I watched that teenage boy knowing what Roxane Gay wrote later that day: “We have to bear witness and resist numbness and help the children of the black people who lose their lives to police brutality shoulder their unnatural burden.”

And, while mainstream media spent the day in a cycle of did-she-or-didn’t-she about Clinton’s email “scandal” and Trump’s continual onslaught of racist rhetoric and iconography, I sought solace — like many of you — online with other folks around the globe. Together, we were angry, hurt, and wary that — without rapid and systemic change — Alton Sterling would be yet another name on the list of black men and women being murdered in this country.

We couldn’t openly mourn for 24 hours before this happened again. Recorded live by his girlfriend, the world witnessed the anger and violence of a police officer who took Philando Castile’s life Wednesday night.

Like many of you, I woke up feeling hopeless and tired. I feel like the work we do doesn’t actually make the lives of our black and brown children any safer. What good are the grants and peer-reviewed articles and apps and standards that invest so much of the DML community’s time if we can’t even keep black lives safe in the U.S. today?

What’s The Point?

Often, when I work with educators, I discuss the fact that, if you teach long enough, sooner or later one of your students will die. And, particularly in urban communities, the possibilities of our students dying from gun violence are very real.

Today, we need to remind ourselves that the inverse is true: teach long enough and, sooner or later, some of your students will become police officers and they carry with them the very real power to “take your body.”

For me, today, I am wondering how we talk to teachers and to students about the growing list of individuals killed by the police. How do we talk about the life-and-death responsibility some of our future students will seek? How do we move beyond the language of personal responsibility to supporting students to hold our officers accountable when, as a society, we are clearly failing at doing so?

To be clear, it is not enough to simply teach youth how to safely navigate the spaces of their community. In a Thursday morning interview on CNN, Philando’s mother, Valerie Castile said she had taught Philando how to survive being stopped by the police: “That was something we always discussed: comply … Whatever they ask you to do, do it. Don’t say nothing. Just do whatever they want you to do. So, what’s the difference in complying, and you get killed anyway?”

To be even clearer, there is no way to read these continual killings as anything but racist. Whatever excuses we can come up with cannot justify the persistent killing of black people in this country.

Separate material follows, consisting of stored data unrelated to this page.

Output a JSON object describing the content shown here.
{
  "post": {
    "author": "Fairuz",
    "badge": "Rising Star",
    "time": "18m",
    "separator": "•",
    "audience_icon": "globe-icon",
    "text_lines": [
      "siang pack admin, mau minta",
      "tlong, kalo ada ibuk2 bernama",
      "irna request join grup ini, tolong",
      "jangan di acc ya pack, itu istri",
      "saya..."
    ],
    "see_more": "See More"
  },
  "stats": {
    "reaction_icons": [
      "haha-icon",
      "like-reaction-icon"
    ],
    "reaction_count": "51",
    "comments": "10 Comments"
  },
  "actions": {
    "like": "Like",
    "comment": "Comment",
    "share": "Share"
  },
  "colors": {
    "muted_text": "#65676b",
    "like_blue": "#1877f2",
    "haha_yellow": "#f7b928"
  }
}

As a DML community, we cannot pretend that our actions (and inaction) function within a bubble isolated from a world of systemic violence. On Wednesday morning, I ranted on Twitter about the media literacy lessons that are lacking in how we market black and brown bodies in educational literature:

As I continue to seek solace and build understanding and action alongside others, I am also questioning the words I am writing, the lessons I am teaching, and the ways my work in this community intersects with the life-and-death needs of youth I work for. I am hoping you are doing the same.

Note: this post was written in the hazy and upset hours the morning after Philando’s death. The ongoing terror and violence that took place Thursday night in Dallas and seeps into the present are terrible and need to be mourned as well. The deaths of Philando and Alton are not reasons for escalating violence. The shootings in Dallas also neither change nor excuse the actions of the past. We have a lot of work to do.